The 2017 Amgen – UCLA Lectureship


1:30 PM Lecture

Cram Conference Room – 3440 Molecular Sciences Bldg

Stereoselective Synthesis of a Chiral Lactone Precursor to AMG 232

Dr. Austin G. Smith

Scientist, Drug Substance Technologies

Amgen, Inc.

Abstract.  AMG 232 is a small molecule therapy currently in clinical trials for the treatment of cancer. A stereodefined lactone intermediate, labeled DLAC, was identified as a key synthetic precursor to AMG 232. As such, we required a robust, isolable, and  highly selective synthetic route to DLAC that would enable material for both clinical trials and commercial production.

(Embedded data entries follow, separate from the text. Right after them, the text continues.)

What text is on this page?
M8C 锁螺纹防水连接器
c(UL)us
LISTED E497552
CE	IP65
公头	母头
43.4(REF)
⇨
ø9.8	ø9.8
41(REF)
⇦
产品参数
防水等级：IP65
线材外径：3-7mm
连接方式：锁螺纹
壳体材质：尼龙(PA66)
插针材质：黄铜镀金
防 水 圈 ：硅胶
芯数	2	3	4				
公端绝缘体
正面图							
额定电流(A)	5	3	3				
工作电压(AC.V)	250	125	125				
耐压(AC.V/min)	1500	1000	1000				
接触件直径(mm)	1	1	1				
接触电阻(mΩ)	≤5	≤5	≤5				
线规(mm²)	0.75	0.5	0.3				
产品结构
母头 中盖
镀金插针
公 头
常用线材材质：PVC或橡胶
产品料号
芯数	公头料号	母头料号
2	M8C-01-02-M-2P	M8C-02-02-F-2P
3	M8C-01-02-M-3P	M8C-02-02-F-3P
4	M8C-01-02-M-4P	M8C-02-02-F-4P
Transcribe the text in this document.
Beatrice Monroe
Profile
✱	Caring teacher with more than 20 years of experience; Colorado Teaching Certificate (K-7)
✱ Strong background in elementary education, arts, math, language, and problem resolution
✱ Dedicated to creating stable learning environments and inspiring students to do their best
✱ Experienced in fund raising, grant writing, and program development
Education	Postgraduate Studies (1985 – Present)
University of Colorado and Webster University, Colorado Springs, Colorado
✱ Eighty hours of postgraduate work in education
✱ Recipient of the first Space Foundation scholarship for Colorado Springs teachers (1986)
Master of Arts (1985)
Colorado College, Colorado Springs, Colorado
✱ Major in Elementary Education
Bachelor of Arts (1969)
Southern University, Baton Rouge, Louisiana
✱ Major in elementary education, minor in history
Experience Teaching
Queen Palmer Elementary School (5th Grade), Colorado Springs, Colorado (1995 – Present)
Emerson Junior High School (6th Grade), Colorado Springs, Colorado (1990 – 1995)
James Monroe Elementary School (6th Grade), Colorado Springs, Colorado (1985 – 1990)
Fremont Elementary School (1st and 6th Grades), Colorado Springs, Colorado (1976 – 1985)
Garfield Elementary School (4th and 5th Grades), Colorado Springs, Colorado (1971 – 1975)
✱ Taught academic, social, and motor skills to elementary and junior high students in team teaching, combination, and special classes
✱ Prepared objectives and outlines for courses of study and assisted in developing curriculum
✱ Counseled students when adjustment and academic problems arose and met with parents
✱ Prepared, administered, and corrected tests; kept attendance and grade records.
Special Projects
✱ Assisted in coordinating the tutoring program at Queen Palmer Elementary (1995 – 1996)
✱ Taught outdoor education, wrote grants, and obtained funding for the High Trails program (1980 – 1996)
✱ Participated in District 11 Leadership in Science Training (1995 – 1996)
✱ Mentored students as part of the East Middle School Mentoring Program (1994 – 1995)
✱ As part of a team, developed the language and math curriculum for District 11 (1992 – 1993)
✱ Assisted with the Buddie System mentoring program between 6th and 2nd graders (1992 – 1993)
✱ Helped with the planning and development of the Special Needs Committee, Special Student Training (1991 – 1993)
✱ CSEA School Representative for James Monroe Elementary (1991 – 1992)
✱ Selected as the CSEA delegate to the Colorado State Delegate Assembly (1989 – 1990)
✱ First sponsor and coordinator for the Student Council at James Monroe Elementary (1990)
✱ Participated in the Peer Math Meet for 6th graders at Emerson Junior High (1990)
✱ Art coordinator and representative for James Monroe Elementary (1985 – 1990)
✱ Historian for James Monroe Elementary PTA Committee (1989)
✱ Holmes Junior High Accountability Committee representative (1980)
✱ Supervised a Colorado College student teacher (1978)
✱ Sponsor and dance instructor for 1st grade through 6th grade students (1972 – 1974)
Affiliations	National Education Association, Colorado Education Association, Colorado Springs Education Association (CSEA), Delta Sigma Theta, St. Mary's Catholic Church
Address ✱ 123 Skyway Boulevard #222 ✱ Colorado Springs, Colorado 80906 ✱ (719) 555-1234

This presentation details process improvements toward the scalable synthesis of DLAC via development of a robust and highly-selective Ru(II)-catalyzed dynamic kinetic resolution. Key features of this work include the discovery of ruthenabicyclic complex RuCl[(S)-diapena][(S)-xylBINAP] ((S)-RUCY-xylBINAP) as a highly effective catalyst for ketone hydrogenation with respect to conversion, yield, selectivity, catalyst loading, and cycle time. This report discusses an important transesterification event to a more sterically hindered isopropyl ester prior to hydrogenation to curb unexpected product erosion during the reaction. Lastly, we detail process control of a deleterious carboxylic acid impurity in the starting material in order to optimize DKR catalyst performance. Comprehensive process improvements led to a 55% yield of DLAC over 7 steps; desired product was obtained in > 90 kg on 3 separate occasions.


– and –


5:00 PM Lecture

CS24 Young Hall

Cysteine Arylation to Engineer Peptides and Proteins

Professor Bradley L. Pentelute

Department of Chemistry

Massachusetts Institute of Technology

Abstract.  Here we report a robust bioconjugation method using cysteine arylation. This chemistry enables site-specific conjugation at cysteine residues within peptides, proteins, and antibodies. Our two developed approaches use either perfluoroaryl-cysteine SNAr chemistry or organometallic palladium reagents. This work lead to the discovery of a self-labeling four-residue sequence that enables regioselective conjugation at only one cysteine residue within an intact antibody containing natural amino acids. Recently, we discovered a new approach for the native conjugation of complex natural products such as vancomycin onto peptides and proteins without the introduction of linkers or chemical handles.